8. For a critical account on the discourse of ‘recovery’ and its co-constitution via moral, religious, psychological, criminal and medical registers, see White (Citation2005).

9. These practical experiences also led to a wider belief that the criminalisation of drug use is short-sighted as it is counterproductive (Corva, Citation2008), often pushing people with complex psychological and medical problems further away from accessing the right support services, and perpetuates the abject figure of ‘the addict’ that gives legitimacy for the further retrenchment and moralisation of existing welfare support.
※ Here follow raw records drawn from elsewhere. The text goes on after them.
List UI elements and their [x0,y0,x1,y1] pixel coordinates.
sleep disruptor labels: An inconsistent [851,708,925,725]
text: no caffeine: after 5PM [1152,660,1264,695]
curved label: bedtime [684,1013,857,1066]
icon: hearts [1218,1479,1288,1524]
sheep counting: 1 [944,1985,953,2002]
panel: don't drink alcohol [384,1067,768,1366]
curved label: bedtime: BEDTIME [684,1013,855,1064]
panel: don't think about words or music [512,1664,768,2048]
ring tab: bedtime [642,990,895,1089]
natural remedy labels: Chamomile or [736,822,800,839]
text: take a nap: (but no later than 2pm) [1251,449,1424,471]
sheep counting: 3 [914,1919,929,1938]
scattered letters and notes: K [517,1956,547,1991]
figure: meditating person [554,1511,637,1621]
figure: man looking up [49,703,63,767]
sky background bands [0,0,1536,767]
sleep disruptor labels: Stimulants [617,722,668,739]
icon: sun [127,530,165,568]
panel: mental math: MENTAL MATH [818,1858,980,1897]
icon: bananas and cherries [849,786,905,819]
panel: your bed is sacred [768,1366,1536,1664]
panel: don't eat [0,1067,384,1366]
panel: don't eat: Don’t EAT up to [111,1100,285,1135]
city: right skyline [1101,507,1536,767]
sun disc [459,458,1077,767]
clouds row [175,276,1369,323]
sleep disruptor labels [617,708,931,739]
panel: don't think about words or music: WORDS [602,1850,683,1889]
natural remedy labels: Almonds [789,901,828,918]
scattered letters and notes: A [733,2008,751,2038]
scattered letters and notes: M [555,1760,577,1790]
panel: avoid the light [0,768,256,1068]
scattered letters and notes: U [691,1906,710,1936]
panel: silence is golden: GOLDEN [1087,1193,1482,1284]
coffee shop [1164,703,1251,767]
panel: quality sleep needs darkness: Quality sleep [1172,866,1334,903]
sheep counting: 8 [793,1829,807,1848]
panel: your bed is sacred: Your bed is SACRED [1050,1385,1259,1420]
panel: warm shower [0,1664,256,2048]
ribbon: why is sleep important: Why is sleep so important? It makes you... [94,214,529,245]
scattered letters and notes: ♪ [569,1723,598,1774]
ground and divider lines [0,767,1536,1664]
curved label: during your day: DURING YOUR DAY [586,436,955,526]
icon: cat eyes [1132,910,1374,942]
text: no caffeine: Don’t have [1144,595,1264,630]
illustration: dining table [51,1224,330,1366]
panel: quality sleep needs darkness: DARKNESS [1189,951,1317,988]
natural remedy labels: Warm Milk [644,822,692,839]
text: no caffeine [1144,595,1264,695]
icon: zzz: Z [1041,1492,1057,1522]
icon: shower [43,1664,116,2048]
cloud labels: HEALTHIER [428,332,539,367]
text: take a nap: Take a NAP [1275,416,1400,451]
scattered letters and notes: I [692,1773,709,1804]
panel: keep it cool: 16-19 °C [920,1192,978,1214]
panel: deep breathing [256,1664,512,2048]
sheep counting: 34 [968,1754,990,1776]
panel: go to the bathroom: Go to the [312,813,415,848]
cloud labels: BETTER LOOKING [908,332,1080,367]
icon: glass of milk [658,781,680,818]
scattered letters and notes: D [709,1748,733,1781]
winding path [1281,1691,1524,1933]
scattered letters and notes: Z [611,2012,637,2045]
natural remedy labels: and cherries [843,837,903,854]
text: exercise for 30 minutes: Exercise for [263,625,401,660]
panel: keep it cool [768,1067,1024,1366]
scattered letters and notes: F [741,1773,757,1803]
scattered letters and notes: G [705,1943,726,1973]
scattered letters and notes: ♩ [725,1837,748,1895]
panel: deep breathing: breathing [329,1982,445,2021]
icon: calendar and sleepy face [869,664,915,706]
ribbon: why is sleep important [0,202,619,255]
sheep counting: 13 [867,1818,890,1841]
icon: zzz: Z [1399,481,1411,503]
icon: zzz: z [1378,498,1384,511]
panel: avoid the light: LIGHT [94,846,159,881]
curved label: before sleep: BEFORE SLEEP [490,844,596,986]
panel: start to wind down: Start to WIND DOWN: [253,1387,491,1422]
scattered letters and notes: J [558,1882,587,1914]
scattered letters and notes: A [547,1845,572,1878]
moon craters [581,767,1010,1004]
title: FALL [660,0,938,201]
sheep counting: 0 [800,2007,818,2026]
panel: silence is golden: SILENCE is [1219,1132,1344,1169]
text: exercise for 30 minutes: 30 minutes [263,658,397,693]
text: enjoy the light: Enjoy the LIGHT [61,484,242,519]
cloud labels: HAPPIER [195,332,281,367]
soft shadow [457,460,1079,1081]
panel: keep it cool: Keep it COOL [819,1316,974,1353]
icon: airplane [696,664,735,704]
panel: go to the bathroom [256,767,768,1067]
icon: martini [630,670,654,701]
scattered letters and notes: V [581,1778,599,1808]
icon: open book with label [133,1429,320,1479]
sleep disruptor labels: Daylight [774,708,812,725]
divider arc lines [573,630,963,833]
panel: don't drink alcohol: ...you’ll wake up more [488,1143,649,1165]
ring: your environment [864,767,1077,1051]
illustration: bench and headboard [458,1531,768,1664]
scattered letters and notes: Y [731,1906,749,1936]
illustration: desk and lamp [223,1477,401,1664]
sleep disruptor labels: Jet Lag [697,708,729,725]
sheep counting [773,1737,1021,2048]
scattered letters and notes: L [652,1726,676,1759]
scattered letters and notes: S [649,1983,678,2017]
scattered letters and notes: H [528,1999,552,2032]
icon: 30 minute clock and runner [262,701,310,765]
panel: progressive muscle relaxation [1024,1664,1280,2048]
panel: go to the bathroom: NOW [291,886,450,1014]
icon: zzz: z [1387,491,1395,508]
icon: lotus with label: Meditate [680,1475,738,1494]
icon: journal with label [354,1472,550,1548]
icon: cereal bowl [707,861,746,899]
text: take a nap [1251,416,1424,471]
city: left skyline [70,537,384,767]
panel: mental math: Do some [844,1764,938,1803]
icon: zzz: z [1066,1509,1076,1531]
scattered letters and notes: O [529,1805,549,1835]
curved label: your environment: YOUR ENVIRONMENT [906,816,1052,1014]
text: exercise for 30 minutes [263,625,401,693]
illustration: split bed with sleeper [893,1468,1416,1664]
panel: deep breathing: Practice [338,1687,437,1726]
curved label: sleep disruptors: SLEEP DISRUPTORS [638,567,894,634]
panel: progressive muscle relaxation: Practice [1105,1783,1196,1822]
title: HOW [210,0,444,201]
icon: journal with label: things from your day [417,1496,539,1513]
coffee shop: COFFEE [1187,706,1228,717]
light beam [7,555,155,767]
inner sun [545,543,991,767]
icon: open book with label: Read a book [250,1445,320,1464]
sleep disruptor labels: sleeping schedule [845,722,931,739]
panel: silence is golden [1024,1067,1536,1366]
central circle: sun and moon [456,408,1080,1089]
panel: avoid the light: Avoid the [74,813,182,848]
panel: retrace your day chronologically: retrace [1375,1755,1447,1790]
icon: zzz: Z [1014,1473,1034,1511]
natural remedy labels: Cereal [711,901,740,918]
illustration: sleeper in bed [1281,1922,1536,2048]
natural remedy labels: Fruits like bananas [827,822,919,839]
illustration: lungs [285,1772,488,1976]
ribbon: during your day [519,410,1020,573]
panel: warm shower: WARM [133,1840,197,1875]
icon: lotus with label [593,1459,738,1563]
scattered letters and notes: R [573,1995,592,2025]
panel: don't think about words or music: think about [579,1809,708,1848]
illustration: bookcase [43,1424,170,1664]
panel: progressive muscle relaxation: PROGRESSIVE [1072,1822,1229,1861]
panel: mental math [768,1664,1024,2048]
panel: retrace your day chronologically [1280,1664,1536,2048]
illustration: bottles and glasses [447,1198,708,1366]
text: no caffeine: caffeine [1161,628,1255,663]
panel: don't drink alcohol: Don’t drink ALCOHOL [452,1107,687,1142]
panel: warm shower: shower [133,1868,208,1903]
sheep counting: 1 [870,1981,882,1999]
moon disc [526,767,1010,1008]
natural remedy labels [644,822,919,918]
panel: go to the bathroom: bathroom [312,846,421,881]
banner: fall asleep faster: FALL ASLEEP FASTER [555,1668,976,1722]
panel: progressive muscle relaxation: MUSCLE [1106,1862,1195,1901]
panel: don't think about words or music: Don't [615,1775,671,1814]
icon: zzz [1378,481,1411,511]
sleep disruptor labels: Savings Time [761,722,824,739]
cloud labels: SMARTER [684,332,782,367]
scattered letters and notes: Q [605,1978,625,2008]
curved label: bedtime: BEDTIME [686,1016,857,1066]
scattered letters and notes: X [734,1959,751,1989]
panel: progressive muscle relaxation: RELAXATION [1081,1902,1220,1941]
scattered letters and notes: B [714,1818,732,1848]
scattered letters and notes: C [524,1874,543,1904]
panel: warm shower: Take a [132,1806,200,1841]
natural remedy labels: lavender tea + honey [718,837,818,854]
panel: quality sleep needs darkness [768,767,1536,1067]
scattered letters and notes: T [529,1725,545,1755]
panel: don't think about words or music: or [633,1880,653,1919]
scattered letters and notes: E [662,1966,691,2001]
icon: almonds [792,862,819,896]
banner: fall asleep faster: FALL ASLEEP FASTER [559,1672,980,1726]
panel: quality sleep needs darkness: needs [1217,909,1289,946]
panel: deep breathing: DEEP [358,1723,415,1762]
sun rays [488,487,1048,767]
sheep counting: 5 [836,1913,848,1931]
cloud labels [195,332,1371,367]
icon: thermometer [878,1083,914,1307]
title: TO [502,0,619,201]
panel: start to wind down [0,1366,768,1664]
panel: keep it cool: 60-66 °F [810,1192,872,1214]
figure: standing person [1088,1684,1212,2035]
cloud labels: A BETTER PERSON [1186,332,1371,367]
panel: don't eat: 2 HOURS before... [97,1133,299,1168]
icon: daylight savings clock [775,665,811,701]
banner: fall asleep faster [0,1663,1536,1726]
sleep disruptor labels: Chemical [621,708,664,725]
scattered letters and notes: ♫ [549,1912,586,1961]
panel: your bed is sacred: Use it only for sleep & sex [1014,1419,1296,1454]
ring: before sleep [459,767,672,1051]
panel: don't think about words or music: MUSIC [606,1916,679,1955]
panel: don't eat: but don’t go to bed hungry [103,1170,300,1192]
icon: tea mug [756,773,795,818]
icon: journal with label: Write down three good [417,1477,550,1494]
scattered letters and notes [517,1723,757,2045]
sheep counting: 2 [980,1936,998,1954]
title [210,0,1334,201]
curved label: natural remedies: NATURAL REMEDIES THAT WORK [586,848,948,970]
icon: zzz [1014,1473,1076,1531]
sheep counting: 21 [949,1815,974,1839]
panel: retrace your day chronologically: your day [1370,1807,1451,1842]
10. Academic criticism of the workings of religious power within ambivalent dynamics of care/control is a necessary but not entirely sufficient account of the complex ethical space of Hebron’s therapeutic community. While my focus here has been the ethnographic challenges entailed in navigating the values and organisational practices of Hebron, faith-based therapeutic communities invite supplementary readings that better bring to the fore the affective and ethical geographies that evade easy categorisation under conventional grammars of analysis (May & Cloke, Citation2014). This includes the therapeutic and transformative potentialities among both staff and residents, the performativity of religious experience, and the sincere commitment of individuals to spend much of their lives living with and caring for marginal and highly stigmatised populations, and in doing so, take vows to dwell in semi-monastic community that seems counter-cultural to the pervasive values in society: for example, a vow of material poverty, shared finance, and chastity for non-married members. For some staff and residents, this might be understood in terms of ‘protecting’ their own recovery and that of others; but nevertheless this provides an important counterweight to any simple portrayal of Hebron and its organisational practices as a ‘total institution’ in Goffman’s terms.